I'm not sure how I tripped across Keep Your Kilt to Yourself, a 2001 article from the Economist, but I saved it and finally read it. The article wonders why the Scottish Diaspora isn't more like the Irish one: why do those of Scottish descent need to be convinced to import Scottish goods or travel to Scotland. The date of publication was October 2001 so part of the American desire not to travel abroad had its roots in 9/11. The author then discusses the work of Tom Devine, who was due to speak at Columbia that month, and why he believes the differences exist. There were more Irish who came and they were united by their Catholicism and desire for Irish independence. Additionally, most Irish were unskilled while the Scots were skilled and therefore more quickly able to adapt and succeed in the United States.
Devine echoes these similar ideas in one of his recent articles published in the Scotsman. In this piece he laments the fact that second generation Scottish-Americans don't care about modern Scotland in the same why that Irish-Americans do.
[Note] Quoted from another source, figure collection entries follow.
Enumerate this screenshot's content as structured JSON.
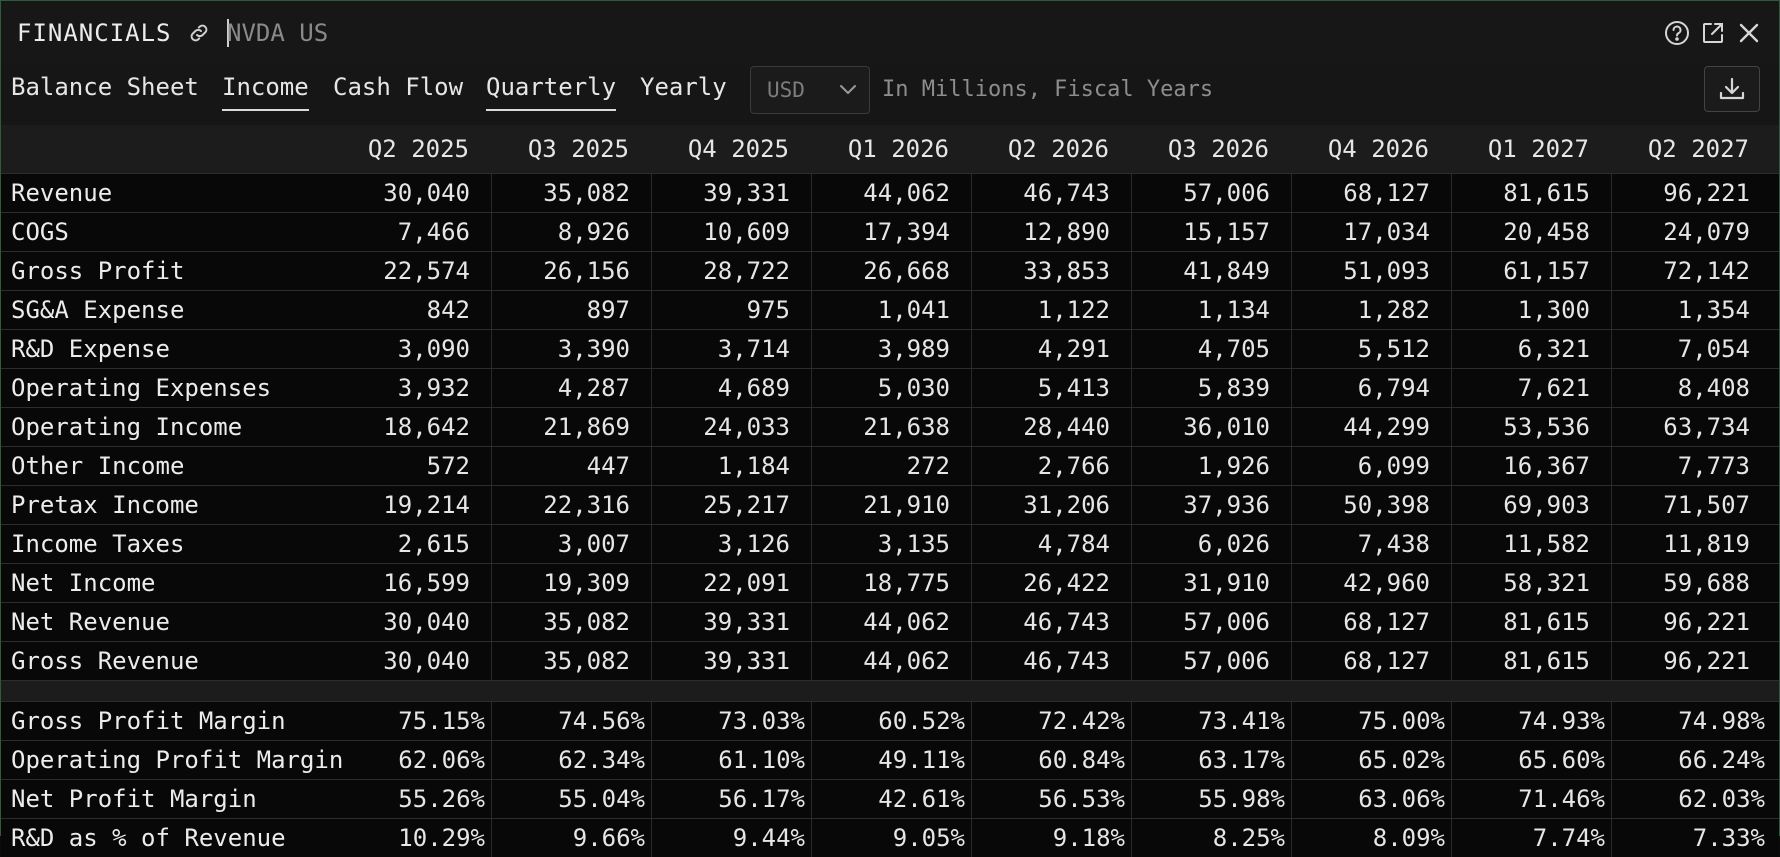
{
  "window": {
    "title": "FINANCIALS",
    "ticker": "NVDA US",
    "icons": [
      "link-icon",
      "help-icon",
      "popout-icon",
      "close-icon"
    ]
  },
  "toolbar": {
    "tabs": [
      {
        "label": "Balance Sheet",
        "active": false
      },
      {
        "label": "Income",
        "active": true
      },
      {
        "label": "Cash Flow",
        "active": false
      }
    ],
    "periods": [
      {
        "label": "Quarterly",
        "active": true
      },
      {
        "label": "Yearly",
        "active": false
      }
    ],
    "currency": "USD",
    "units_note": "In Millions, Fiscal Years",
    "download_icon": "download-icon"
  },
  "table": {
    "columns": [
      "Q2 2025",
      "Q3 2025",
      "Q4 2025",
      "Q1 2026",
      "Q2 2026",
      "Q3 2026",
      "Q4 2026",
      "Q1 2027",
      "Q2 2027"
    ],
    "rows": [
      {
        "label": "Revenue",
        "values": [
          "30,040",
          "35,082",
          "39,331",
          "44,062",
          "46,743",
          "57,006",
          "68,127",
          "81,615",
          "96,221"
        ]
      },
      {
        "label": "COGS",
        "values": [
          "7,466",
          "8,926",
          "10,609",
          "17,394",
          "12,890",
          "15,157",
          "17,034",
          "20,458",
          "24,079"
        ]
      },
      {
        "label": "Gross Profit",
        "values": [
          "22,574",
          "26,156",
          "28,722",
          "26,668",
          "33,853",
          "41,849",
          "51,093",
          "61,157",
          "72,142"
        ]
      },
      {
        "label": "SG&A Expense",
        "values": [
          "842",
          "897",
          "975",
          "1,041",
          "1,122",
          "1,134",
          "1,282",
          "1,300",
          "1,354"
        ]
      },
      {
        "label": "R&D Expense",
        "values": [
          "3,090",
          "3,390",
          "3,714",
          "3,989",
          "4,291",
          "4,705",
          "5,512",
          "6,321",
          "7,054"
        ]
      },
      {
        "label": "Operating Expenses",
        "values": [
          "3,932",
          "4,287",
          "4,689",
          "5,030",
          "5,413",
          "5,839",
          "6,794",
          "7,621",
          "8,408"
        ]
      },
      {
        "label": "Operating Income",
        "values": [
          "18,642",
          "21,869",
          "24,033",
          "21,638",
          "28,440",
          "36,010",
          "44,299",
          "53,536",
          "63,734"
        ]
      },
      {
        "label": "Other Income",
        "values": [
          "572",
          "447",
          "1,184",
          "272",
          "2,766",
          "1,926",
          "6,099",
          "16,367",
          "7,773"
        ]
      },
      {
        "label": "Pretax Income",
        "values": [
          "19,214",
          "22,316",
          "25,217",
          "21,910",
          "31,206",
          "37,936",
          "50,398",
          "69,903",
          "71,507"
        ]
      },
      {
        "label": "Income Taxes",
        "values": [
          "2,615",
          "3,007",
          "3,126",
          "3,135",
          "4,784",
          "6,026",
          "7,438",
          "11,582",
          "11,819"
        ]
      },
      {
        "label": "Net Income",
        "values": [
          "16,599",
          "19,309",
          "22,091",
          "18,775",
          "26,422",
          "31,910",
          "42,960",
          "58,321",
          "59,688"
        ]
      },
      {
        "label": "Net Revenue",
        "values": [
          "30,040",
          "35,082",
          "39,331",
          "44,062",
          "46,743",
          "57,006",
          "68,127",
          "81,615",
          "96,221"
        ]
      },
      {
        "label": "Gross Revenue",
        "values": [
          "30,040",
          "35,082",
          "39,331",
          "44,062",
          "46,743",
          "57,006",
          "68,127",
          "81,615",
          "96,221"
        ]
      }
    ],
    "ratio_rows": [
      {
        "label": "Gross Profit Margin",
        "values": [
          "75.15%",
          "74.56%",
          "73.03%",
          "60.52%",
          "72.42%",
          "73.41%",
          "75.00%",
          "74.93%",
          "74.98%"
        ]
      },
      {
        "label": "Operating Profit Margin",
        "values": [
          "62.06%",
          "62.34%",
          "61.10%",
          "49.11%",
          "60.84%",
          "63.17%",
          "65.02%",
          "65.60%",
          "66.24%"
        ]
      },
      {
        "label": "Net Profit Margin",
        "values": [
          "55.26%",
          "55.04%",
          "56.17%",
          "42.61%",
          "56.53%",
          "55.98%",
          "63.06%",
          "71.46%",
          "62.03%"
        ]
      },
      {
        "label": "R&D as % of Revenue",
        "values": [
          "10.29%",
          "9.66%",
          "9.44%",
          "9.05%",
          "9.18%",
          "8.25%",
          "8.09%",
          "7.74%",
          "7.33%"
        ]
      }
    ]
  }
}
I was always interested in Scotland as the place were my grandfather was born; I did not become interested in modern Scotland until I had lived there. I would suspect that something is true for many people - they are interested in their ancestor's pasts, whether that past be in Kentucky, Massachusetts, Italy or Scotland.
Additionally, almost anything that says "British" in America really means English. I was forever irritated with universities sought British Historians to teach Tudor-Stuart Britain or Britain since 1688 as these time frames are clearly demarcated by English History and most didn't even include Scotland in the course descriptions. Seriously. The only time Scotland appeared in some British history books that I've seen over the years is when they were "pestering" the English. The Original Thirteen Colonies were the always the English Colonies. In US History textbooks the Union of 1707 merits about a sentence. When I was young we were taught that all the people and documents that influenced the American Revolution were English. Although, I am not sure that this is still the case. So, we in America, are not trained to think of Scotland as a modern nation in the same way we are trained to think about England or Germany.
This article was written when I began the third year of my dissertation - nothing but write, write, write and mad dashes across the Central Belt to the National Archives of Scotland. (On the bus because it was cheap!) Then I left Scotland the following year. So, I am not sure what became of the website mentioned in the Economist article or whether Homecoming 2009 was a success. But since they are planning a new one in 2014, it can't have been all that bad. The Scottish Government's Diaspora Engagement Plan from November 2010 is here.
So what do you think? Does the Scottish Diaspora care about Modern Scotland? If you don't care, what might encouraged some concern on your part?